Elle a tendu deux photos de fond de tasse à ChatGPT et il lui a « révélé » une infidélité. En quelques lignes générées, l’IA a fait exploser douze ans de mariage.
En Grèce, une femme a demandé à ChatGPT d’analyser deux photos, l’une d’elle et l’autre de son mari, pour tenter d’interpréter leurs fonds de tasse. Ce que l’IA lui a “répondu” a suffi à faire exploser son couple. Selon la chaîne publique ERT, l’outil d’OpenAI lui aurait affirmé que son époux était infidèle avec une femme dont le prénom commence par E. Sans vérifier l’information, ni interroger son mari, elle l’a mis dehors sans autre forme de procès.
Selon cette même source, l’IA aurait aussi annoncé un départ imminent du mari pour rejoindre sa supposée maîtresse. Convaincue, la femme a immédiatement agi. L’homme a ensuite envoyé une demande de divorce formelle, stupéfait que ChatGPT ait déclenché une situation aussi surréaliste. Dans une déclaration à la chaîne ANT1, il explique : « Mon épouse s’est laissée entraîner dans une mode qui se développe ». Il fait référence à une tendance virale consistant à demander au chatbot de lire les fonds de tasse. Ce mélange entre superstition et technologie a fait basculer leur quotidien.
Un précédent déjà troublant dans leur couple
Ce n’est pas la première fois que la femme se tourne vers des interprétations extérieures pour guider ses décisions personnelles. Le mari évoque un épisode plus ancien, durant une crise conjugale, où elle avait consulté une voyante. Il lui aurait fallu presque un an pour la convaincre que ces prédictions n’avaient aucun fondement.
Dans le cas présent, la confiance aveugle accordée à ChatGPT dépasse même le cadre intime. Elle s’inscrit dans une dérive plus large : l’invocation de l’IA comme arbitre dans des situations très personnelles.

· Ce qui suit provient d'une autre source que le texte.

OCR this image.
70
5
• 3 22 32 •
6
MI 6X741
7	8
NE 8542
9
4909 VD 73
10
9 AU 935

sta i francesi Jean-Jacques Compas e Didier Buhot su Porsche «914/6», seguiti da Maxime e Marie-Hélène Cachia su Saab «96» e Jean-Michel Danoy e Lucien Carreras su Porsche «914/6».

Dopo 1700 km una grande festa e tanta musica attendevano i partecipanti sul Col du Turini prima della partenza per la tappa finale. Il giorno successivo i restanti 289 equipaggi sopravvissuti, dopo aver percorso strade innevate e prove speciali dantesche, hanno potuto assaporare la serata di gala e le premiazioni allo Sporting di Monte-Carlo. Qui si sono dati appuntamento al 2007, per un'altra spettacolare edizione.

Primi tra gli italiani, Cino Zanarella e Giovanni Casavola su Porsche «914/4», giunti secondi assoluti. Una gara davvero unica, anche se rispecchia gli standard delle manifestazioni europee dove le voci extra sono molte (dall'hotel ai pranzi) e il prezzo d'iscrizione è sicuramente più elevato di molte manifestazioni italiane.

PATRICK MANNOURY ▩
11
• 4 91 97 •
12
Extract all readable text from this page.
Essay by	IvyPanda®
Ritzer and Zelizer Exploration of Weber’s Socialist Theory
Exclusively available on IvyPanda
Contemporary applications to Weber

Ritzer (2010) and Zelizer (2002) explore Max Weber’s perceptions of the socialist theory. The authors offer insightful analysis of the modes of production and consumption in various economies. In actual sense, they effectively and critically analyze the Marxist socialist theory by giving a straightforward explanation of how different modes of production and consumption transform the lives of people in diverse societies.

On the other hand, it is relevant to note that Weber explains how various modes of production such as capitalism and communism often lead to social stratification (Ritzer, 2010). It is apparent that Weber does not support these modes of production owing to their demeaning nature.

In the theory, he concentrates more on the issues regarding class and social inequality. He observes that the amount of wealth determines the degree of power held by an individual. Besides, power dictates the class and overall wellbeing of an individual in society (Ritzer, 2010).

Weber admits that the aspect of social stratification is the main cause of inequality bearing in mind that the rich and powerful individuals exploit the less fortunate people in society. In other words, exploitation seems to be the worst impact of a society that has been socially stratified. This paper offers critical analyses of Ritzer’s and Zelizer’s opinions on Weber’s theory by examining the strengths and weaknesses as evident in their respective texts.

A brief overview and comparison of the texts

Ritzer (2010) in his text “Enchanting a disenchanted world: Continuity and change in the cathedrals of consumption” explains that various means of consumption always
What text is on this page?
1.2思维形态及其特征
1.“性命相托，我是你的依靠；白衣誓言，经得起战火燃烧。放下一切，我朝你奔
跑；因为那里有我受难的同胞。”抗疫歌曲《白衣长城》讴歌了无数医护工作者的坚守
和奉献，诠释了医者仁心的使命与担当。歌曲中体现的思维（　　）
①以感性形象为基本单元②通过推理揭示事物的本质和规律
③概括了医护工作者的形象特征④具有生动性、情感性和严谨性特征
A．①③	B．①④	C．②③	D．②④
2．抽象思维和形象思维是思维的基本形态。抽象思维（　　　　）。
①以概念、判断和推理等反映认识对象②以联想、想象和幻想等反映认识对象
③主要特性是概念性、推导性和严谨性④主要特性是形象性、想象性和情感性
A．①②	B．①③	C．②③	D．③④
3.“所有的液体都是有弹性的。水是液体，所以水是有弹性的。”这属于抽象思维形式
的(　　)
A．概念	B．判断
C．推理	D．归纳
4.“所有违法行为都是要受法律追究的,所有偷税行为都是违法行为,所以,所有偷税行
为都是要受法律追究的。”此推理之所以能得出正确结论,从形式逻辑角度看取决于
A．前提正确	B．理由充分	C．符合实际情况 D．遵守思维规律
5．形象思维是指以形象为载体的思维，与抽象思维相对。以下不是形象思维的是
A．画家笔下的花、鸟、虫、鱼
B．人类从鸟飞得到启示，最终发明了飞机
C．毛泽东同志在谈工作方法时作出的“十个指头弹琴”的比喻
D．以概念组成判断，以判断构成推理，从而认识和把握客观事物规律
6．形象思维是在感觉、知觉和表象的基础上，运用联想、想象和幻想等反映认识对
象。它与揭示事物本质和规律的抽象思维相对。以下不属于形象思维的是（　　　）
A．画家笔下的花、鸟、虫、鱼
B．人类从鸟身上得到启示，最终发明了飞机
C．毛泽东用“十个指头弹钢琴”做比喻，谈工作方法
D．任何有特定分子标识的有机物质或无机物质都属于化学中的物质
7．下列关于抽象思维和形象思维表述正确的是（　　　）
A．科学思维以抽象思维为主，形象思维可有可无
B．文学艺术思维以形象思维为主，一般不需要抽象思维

Face à la gravité de la situation, l’avocat du mari monte au créneau. Il insiste : « Mon client est présumé innocent jusqu’à preuve du contraire. La bêtise de l’IA ne fait pas le poids face à la justice ». Loin de s’arrêter au divorce, il envisage même de contester le droit de garde de la mère sur leurs deux enfants, tout ça à cause de ChatGPT.
Selon lui, un tel comportement démontre une capacité affaiblie à exercer des responsabilités parentales. L’affaire, en plus d’être médiatiquement singulière, soulève des questions sur le recours émotionnel et irrationnel à l’IA.
ChatGPT n’est ni voyant, ni juge matrimonial
Cette histoire peut prêter à sourire mais elle révèle un malaise croissant. L’IA est parfois utilisée dans des domaines pour lesquels elle n’a ni légitimité ni compétence. Entre superstition moderne et confiance excessive, certains l’interrogent comme on consulte une boule de cristal. L’épisode grec le montre : quand le numérique remplace le dialogue, les conséquences deviennent humaines.